AA/ Yaoundé/ Peter Kum
Le président de la Confédération Africaine de Football « CAF», a démenti, mardi à Yaoundé, les dernières rumeurs faisant état de son interrogation par la police suisse, en lien avec l’affaire des hauts responsables de la Fédération internationale du Football « FIFA », arrêtés en Suisse pour « corruption ».

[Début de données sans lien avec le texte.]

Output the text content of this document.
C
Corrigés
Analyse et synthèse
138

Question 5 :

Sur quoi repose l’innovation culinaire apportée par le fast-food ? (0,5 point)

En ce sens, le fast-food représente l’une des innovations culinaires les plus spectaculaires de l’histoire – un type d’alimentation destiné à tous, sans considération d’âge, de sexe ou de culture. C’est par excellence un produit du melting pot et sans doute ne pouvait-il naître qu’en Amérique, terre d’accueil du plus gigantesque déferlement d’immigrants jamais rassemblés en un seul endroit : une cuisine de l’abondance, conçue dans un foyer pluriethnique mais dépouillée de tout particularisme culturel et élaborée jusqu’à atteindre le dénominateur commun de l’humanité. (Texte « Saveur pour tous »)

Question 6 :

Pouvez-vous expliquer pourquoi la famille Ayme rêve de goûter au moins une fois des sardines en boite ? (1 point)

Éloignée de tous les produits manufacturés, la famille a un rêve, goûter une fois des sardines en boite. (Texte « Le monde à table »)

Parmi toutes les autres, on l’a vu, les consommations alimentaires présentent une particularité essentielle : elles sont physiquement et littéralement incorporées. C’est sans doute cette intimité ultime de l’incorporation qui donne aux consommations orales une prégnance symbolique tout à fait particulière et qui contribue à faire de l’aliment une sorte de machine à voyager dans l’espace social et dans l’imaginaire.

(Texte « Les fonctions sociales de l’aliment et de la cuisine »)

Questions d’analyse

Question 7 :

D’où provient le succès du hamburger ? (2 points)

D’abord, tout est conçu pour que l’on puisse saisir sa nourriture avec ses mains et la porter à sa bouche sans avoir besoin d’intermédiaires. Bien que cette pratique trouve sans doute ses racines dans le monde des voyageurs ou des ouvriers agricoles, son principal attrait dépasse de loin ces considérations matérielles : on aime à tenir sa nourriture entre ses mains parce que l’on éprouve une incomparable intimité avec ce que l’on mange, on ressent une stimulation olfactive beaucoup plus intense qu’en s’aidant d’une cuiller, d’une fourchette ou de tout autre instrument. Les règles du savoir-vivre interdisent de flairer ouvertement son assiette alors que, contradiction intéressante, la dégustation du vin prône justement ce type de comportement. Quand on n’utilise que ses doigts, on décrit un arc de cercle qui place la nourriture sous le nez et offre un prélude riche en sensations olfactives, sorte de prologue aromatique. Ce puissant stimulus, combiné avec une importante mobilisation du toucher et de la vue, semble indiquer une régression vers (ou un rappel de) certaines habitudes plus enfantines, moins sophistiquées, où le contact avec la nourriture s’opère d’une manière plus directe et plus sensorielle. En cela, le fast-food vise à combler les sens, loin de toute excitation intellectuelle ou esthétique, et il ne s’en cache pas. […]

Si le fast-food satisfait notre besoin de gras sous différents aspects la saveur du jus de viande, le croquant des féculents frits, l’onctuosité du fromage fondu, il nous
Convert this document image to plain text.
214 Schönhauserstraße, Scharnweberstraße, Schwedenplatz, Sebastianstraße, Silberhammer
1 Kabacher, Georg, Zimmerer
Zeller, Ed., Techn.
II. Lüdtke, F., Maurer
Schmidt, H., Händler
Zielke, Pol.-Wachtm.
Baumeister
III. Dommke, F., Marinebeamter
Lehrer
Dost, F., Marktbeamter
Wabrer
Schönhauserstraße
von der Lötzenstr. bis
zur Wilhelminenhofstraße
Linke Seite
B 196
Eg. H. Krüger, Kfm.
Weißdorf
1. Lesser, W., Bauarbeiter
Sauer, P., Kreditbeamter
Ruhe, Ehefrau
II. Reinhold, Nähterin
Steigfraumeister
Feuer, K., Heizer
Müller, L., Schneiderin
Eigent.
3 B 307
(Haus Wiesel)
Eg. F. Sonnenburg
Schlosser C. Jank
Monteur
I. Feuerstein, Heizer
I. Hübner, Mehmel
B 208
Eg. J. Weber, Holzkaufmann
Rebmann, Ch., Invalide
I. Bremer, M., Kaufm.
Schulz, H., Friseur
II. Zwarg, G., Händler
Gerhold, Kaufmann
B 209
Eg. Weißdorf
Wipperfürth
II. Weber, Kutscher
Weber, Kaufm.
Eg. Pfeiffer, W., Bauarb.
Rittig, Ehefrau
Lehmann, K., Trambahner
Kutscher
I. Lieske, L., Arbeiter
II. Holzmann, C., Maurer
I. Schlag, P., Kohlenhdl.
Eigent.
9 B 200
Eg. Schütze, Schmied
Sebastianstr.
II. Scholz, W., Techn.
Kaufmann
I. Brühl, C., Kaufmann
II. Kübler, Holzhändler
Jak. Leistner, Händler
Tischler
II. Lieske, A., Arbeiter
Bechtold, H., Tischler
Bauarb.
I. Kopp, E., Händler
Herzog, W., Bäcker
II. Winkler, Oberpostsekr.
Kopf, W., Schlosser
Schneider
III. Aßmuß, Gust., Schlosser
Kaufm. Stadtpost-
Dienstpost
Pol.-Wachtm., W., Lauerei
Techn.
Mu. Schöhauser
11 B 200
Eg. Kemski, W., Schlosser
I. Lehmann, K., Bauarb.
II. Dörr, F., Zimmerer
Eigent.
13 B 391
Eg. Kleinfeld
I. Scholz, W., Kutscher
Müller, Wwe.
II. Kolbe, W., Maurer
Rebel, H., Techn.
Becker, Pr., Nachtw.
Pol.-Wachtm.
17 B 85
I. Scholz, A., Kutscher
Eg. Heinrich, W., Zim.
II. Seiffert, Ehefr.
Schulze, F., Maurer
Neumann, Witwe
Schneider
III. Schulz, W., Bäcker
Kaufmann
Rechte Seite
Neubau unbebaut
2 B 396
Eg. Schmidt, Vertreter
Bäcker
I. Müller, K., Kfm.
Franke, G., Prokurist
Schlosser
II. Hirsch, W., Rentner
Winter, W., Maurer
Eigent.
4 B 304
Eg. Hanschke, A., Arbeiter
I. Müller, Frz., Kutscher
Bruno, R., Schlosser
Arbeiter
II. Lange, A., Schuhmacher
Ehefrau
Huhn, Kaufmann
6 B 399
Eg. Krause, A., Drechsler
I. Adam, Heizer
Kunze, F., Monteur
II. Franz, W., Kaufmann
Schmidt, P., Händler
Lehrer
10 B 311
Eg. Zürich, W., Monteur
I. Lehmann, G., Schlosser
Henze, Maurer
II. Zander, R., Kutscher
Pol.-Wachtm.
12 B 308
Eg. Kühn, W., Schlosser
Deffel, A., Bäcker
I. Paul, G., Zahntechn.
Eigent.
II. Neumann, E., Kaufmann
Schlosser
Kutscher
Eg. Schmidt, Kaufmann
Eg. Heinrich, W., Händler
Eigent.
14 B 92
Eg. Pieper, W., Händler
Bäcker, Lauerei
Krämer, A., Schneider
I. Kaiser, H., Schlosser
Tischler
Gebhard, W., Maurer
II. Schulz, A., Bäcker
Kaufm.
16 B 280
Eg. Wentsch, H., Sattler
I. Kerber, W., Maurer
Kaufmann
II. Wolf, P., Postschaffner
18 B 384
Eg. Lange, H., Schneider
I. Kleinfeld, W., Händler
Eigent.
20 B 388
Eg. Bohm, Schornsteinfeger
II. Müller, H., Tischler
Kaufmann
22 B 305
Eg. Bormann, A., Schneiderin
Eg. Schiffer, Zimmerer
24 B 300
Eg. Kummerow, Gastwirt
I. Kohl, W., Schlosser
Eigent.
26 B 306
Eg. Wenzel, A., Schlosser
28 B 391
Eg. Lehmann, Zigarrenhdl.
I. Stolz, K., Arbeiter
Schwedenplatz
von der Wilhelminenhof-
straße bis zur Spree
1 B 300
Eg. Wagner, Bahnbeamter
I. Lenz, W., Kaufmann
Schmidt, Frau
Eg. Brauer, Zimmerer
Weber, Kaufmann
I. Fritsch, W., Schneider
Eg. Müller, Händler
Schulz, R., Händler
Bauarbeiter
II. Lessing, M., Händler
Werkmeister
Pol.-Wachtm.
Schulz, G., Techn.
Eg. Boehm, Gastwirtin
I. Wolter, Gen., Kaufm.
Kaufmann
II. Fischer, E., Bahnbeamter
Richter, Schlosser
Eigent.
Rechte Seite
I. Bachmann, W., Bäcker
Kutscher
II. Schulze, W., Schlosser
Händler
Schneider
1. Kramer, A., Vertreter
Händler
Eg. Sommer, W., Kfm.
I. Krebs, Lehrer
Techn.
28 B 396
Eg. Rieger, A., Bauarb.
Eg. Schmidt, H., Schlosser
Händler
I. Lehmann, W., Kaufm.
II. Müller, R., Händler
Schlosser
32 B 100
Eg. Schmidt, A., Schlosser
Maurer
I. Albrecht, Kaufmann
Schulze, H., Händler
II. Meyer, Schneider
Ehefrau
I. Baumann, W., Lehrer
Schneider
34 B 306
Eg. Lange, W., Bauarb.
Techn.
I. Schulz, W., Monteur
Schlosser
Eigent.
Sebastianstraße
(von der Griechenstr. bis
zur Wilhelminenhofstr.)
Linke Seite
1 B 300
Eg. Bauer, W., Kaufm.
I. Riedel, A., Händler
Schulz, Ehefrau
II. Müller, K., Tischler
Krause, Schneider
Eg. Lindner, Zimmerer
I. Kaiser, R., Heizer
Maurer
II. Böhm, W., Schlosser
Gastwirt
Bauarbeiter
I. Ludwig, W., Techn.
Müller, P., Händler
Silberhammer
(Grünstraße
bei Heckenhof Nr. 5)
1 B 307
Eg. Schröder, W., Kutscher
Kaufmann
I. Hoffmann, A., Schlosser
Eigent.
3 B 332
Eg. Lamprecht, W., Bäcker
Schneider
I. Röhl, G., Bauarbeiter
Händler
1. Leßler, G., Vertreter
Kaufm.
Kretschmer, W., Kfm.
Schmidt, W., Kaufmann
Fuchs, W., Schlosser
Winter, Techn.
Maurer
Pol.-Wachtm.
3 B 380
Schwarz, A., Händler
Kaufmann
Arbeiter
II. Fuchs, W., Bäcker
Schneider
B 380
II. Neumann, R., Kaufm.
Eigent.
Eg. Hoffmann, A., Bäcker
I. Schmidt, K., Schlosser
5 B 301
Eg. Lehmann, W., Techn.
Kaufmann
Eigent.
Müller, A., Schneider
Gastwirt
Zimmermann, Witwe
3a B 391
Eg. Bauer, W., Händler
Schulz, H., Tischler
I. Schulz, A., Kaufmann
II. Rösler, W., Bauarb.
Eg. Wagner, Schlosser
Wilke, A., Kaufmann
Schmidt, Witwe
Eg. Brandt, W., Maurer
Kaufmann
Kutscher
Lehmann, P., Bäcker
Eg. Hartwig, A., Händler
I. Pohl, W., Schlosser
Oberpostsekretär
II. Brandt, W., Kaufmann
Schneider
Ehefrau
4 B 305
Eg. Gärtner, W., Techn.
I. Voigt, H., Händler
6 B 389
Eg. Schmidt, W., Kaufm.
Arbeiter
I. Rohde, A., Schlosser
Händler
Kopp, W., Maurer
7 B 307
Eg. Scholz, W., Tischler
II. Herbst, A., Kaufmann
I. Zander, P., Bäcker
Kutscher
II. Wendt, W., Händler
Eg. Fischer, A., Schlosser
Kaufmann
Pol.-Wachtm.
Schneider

Dans un entretien téléphonique, mardi, avec Anadolu, le numéro 1 du football africain a reconnu avoir entendu la rumeur lorsqu’il était à Paris « J’ai appris cette rumeur tout comme vous, car je n’ai jamais été notifié par la police. Elle m’a vu sortir de l’aéroport. Quand la police a fait interruption dans notre hôtel, mercredi dernier, je n’ai jamais été inquiété par la police suisse ou par qui que ce soit. »
Dénonçant les parties qui se trouvent derrière la rumeur, Hayatou a indiqué : « La presse camerounaise et la presse anglaise, ces deux presses racontent des choses sur mon compte, mais ça ne fait rien, c’est aussi ça la vie. »
Pour le président de la CAF, cela fait près de 20 ans que ces deux presses racontent « des histoires » sur lui.
«Elles ont écrit que la police est venue me chercher, mercredi dernier et qu’elle m’a interrogé pendant 9 heures, cela m’amuse. Personne ne m’a entendu », a-t-il ajouté.
Les autorités suisses ont annoncé, mercredi dernier, l’arrestation d'une demi-douzaine de hauts responsables de la Fédération Internationale de Football (FIFA) en attendant leur extradition, à la demande de la justice américaine, dans le cadre d’une enquête judiciaire.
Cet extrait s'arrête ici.